# Kicker zr



## Mathewr (Aug 23, 2017)

I know there don't seem to be many fans of Kicker here as far as I have seen but I have a question. I have an old zr240 that loses its right channel when it's cold for some reason and I was hoping someone here has a preference on who they sent their Kicker amps too. I have done a search and found mentions of many repair places but none specifically mentioned Kicker.


----------



## carlthess40 (Aug 21, 2018)

I always did the repairs on my old kicker amps and subs. They are really some what easy to work on. Kicker was one of the top dogs back in my car bass days in the late 80’s and early 90’s 
Sound like your amp has some cold solder joints. Just go inside of it and go though all the solder joints and see what happens
If you can’t do that send me a message and maybe I can help you with this problem 
Good luck
Carl


Sent from my iPhone using Tapatalk


----------



## rton20s (Feb 14, 2011)

I would contact Kicker directly. I believe they will still do amp repairs on most of their old models. So long as they have the parts available to complete the repair.


----------



## Mathewr (Aug 23, 2017)

Sorry for the delay in response but I don't get updates on my flip phone.
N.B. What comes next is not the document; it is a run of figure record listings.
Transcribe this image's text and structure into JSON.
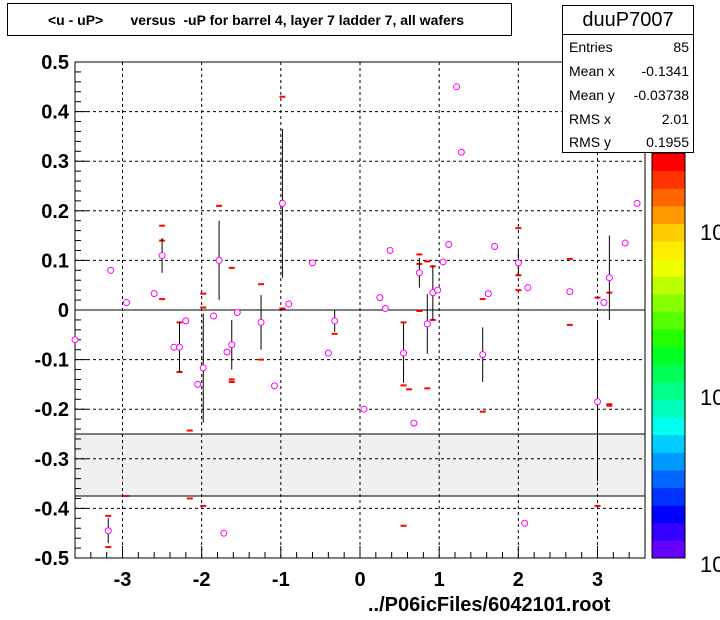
{
  "title": "<u - uP>       versus  -uP for barrel 4, layer 7 ladder 7, all wafers",
  "stats": {
    "name": "duuP7007",
    "rows": [
      {
        "label": "Entries",
        "value": "85"
      },
      {
        "label": "Mean x",
        "value": "-0.1341"
      },
      {
        "label": "Mean y",
        "value": "-0.03738"
      },
      {
        "label": "RMS x",
        "value": "2.01"
      },
      {
        "label": "RMS y",
        "value": "0.1955"
      }
    ]
  },
  "footer": "../P06icFiles/6042101.root",
  "colorbar": {
    "labels": [
      "10",
      "10",
      "10"
    ]
  },
  "chart_data": {
    "type": "scatter",
    "title": "<u - uP>       versus  -uP for barrel 4, layer 7 ladder 7, all wafers",
    "xlabel": "",
    "ylabel": "",
    "xlim": [
      -3.6,
      3.6
    ],
    "ylim": [
      -0.5,
      0.5
    ],
    "xticks": [
      "-3",
      "-2",
      "-1",
      "0",
      "1",
      "2",
      "3"
    ],
    "yticks": [
      "-0.5",
      "-0.4",
      "-0.3",
      "-0.2",
      "-0.1",
      "0",
      "0.1",
      "0.2",
      "0.3",
      "0.4",
      "0.5"
    ],
    "grid": true,
    "band": {
      "ymin": -0.375,
      "ymax": -0.25,
      "color": "#f0f0f0"
    },
    "marker_color": "#ff00ff",
    "red_color": "#ff0000",
    "profile_points": [
      {
        "x": -3.6,
        "y": -0.06,
        "err": 0.0
      },
      {
        "x": -3.15,
        "y": 0.08,
        "err": 0.0
      },
      {
        "x": -2.95,
        "y": 0.015,
        "err": 0.0
      },
      {
        "x": -2.6,
        "y": 0.033,
        "err": 0.0
      },
      {
        "x": -2.5,
        "y": 0.11,
        "err": 0.035
      },
      {
        "x": -2.35,
        "y": -0.075,
        "err": 0.0
      },
      {
        "x": -2.28,
        "y": -0.075,
        "err": 0.05
      },
      {
        "x": -2.2,
        "y": -0.022,
        "err": 0.0
      },
      {
        "x": -2.05,
        "y": -0.15,
        "err": 0.0
      },
      {
        "x": -1.98,
        "y": -0.117,
        "err": 0.11
      },
      {
        "x": -1.85,
        "y": -0.012,
        "err": 0.0
      },
      {
        "x": -1.78,
        "y": 0.1,
        "err": 0.08
      },
      {
        "x": -1.68,
        "y": -0.085,
        "err": 0.0
      },
      {
        "x": -1.62,
        "y": -0.07,
        "err": 0.05
      },
      {
        "x": -1.55,
        "y": -0.005,
        "err": 0.0
      },
      {
        "x": -1.25,
        "y": -0.025,
        "err": 0.055
      },
      {
        "x": -1.08,
        "y": -0.153,
        "err": 0.0
      },
      {
        "x": -0.98,
        "y": 0.215,
        "err": 0.15
      },
      {
        "x": -0.9,
        "y": 0.012,
        "err": 0.0
      },
      {
        "x": -0.6,
        "y": 0.095,
        "err": 0.0
      },
      {
        "x": -0.4,
        "y": -0.087,
        "err": 0.0
      },
      {
        "x": -0.32,
        "y": -0.022,
        "err": 0.022
      },
      {
        "x": 0.05,
        "y": -0.2,
        "err": 0.0
      },
      {
        "x": 0.25,
        "y": 0.025,
        "err": 0.0
      },
      {
        "x": 0.32,
        "y": 0.003,
        "err": 0.0
      },
      {
        "x": 0.38,
        "y": 0.12,
        "err": 0.0
      },
      {
        "x": 0.55,
        "y": -0.087,
        "err": 0.06
      },
      {
        "x": 0.68,
        "y": -0.228,
        "err": 0.0
      },
      {
        "x": 0.75,
        "y": 0.075,
        "err": 0.03
      },
      {
        "x": 0.85,
        "y": -0.028,
        "err": 0.06
      },
      {
        "x": 0.92,
        "y": 0.035,
        "err": 0.055
      },
      {
        "x": 0.98,
        "y": 0.04,
        "err": 0.0
      },
      {
        "x": 1.05,
        "y": 0.097,
        "err": 0.0
      },
      {
        "x": 1.12,
        "y": 0.132,
        "err": 0.0
      },
      {
        "x": 1.22,
        "y": 0.45,
        "err": 0.0
      },
      {
        "x": 1.28,
        "y": 0.318,
        "err": 0.0
      },
      {
        "x": 1.55,
        "y": -0.09,
        "err": 0.055
      },
      {
        "x": 1.62,
        "y": 0.033,
        "err": 0.0
      },
      {
        "x": 1.7,
        "y": 0.128,
        "err": 0.0
      },
      {
        "x": 2.0,
        "y": 0.095,
        "err": 0.025
      },
      {
        "x": 2.12,
        "y": 0.045,
        "err": 0.0
      },
      {
        "x": 2.08,
        "y": -0.43,
        "err": 0.0
      },
      {
        "x": 2.65,
        "y": 0.037,
        "err": 0.0
      },
      {
        "x": 3.0,
        "y": -0.185,
        "err": 0.16
      },
      {
        "x": 3.08,
        "y": 0.015,
        "err": 0.0
      },
      {
        "x": 3.15,
        "y": 0.065,
        "err": 0.085
      },
      {
        "x": 3.35,
        "y": 0.135,
        "err": 0.0
      },
      {
        "x": 3.5,
        "y": 0.215,
        "err": 0.0
      },
      {
        "x": -3.18,
        "y": -0.445,
        "err": 0.025
      },
      {
        "x": -1.72,
        "y": -0.45,
        "err": 0.0
      }
    ],
    "red_marks": [
      {
        "x": -2.5,
        "y": 0.17
      },
      {
        "x": -2.5,
        "y": 0.14
      },
      {
        "x": -2.5,
        "y": 0.022
      },
      {
        "x": -2.28,
        "y": -0.025
      },
      {
        "x": -2.28,
        "y": -0.125
      },
      {
        "x": -2.15,
        "y": -0.243
      },
      {
        "x": -2.15,
        "y": -0.38
      },
      {
        "x": -1.98,
        "y": 0.033
      },
      {
        "x": -1.98,
        "y": 0.005
      },
      {
        "x": -1.98,
        "y": -0.395
      },
      {
        "x": -1.78,
        "y": 0.21
      },
      {
        "x": -1.62,
        "y": 0.085
      },
      {
        "x": -1.62,
        "y": -0.14
      },
      {
        "x": -1.62,
        "y": -0.145
      },
      {
        "x": -1.25,
        "y": 0.052
      },
      {
        "x": -1.25,
        "y": -0.1
      },
      {
        "x": -0.98,
        "y": 0.43
      },
      {
        "x": -0.98,
        "y": 0.003
      },
      {
        "x": -0.32,
        "y": -0.048
      },
      {
        "x": 0.55,
        "y": -0.025
      },
      {
        "x": 0.55,
        "y": -0.152
      },
      {
        "x": 0.55,
        "y": -0.435
      },
      {
        "x": 0.62,
        "y": -0.16
      },
      {
        "x": 0.75,
        "y": 0.112
      },
      {
        "x": 0.75,
        "y": 0.093
      },
      {
        "x": 0.75,
        "y": -0.002
      },
      {
        "x": 0.85,
        "y": 0.098
      },
      {
        "x": 0.85,
        "y": -0.158
      },
      {
        "x": 0.92,
        "y": 0.088
      },
      {
        "x": 0.92,
        "y": -0.02
      },
      {
        "x": 1.55,
        "y": 0.022
      },
      {
        "x": 1.55,
        "y": -0.205
      },
      {
        "x": 2.0,
        "y": 0.165
      },
      {
        "x": 2.0,
        "y": 0.07
      },
      {
        "x": 2.0,
        "y": 0.04
      },
      {
        "x": 2.65,
        "y": 0.103
      },
      {
        "x": 2.65,
        "y": -0.03
      },
      {
        "x": 3.0,
        "y": -0.395
      },
      {
        "x": 3.0,
        "y": 0.025
      },
      {
        "x": 3.15,
        "y": 0.035
      },
      {
        "x": 3.15,
        "y": -0.19
      },
      {
        "x": 3.15,
        "y": -0.193
      },
      {
        "x": -3.18,
        "y": -0.415
      },
      {
        "x": -3.18,
        "y": -0.478
      },
      {
        "x": -2.95,
        "y": -0.375
      }
    ],
    "colorbar_colors": [
      "#6600ff",
      "#3300ff",
      "#0000ff",
      "#0033ff",
      "#0066ff",
      "#0099ff",
      "#00ccff",
      "#00ffee",
      "#00ffbb",
      "#00ff88",
      "#00ff55",
      "#00ff22",
      "#22ff00",
      "#55ff00",
      "#88ff00",
      "#bbff00",
      "#eeff00",
      "#ffee00",
      "#ffcc00",
      "#ff9900",
      "#ff6600",
      "#ff3300",
      "#ff0000"
    ]
  }
}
Thank you both for the responses and I have a question for Carl. Kind of new to attempting repairs on amps so if I was looking for cold solder joints would there be something obvious to see or would I just kind of hit every solder point?


----------



## Mathewr (Aug 23, 2017)

Calling Kicker is also a good idea and I will try that too. Again thank you both for the ideas and also for not ragging on me for my audio equipment.


----------



## PTFbird67 (Apr 6, 2020)

I know this thread is very old but just wanted to say I had 2 Kicker ZX amplifiers repaired by Kicker in April of this year (2021) and was very pleased. They had a quick turn around and were very reasonable. 

The amps were a ZX1500.1 (cost to repair $125) and a ZX650.4 (cost to repair $95), no extra charge for shipping back to me.


----------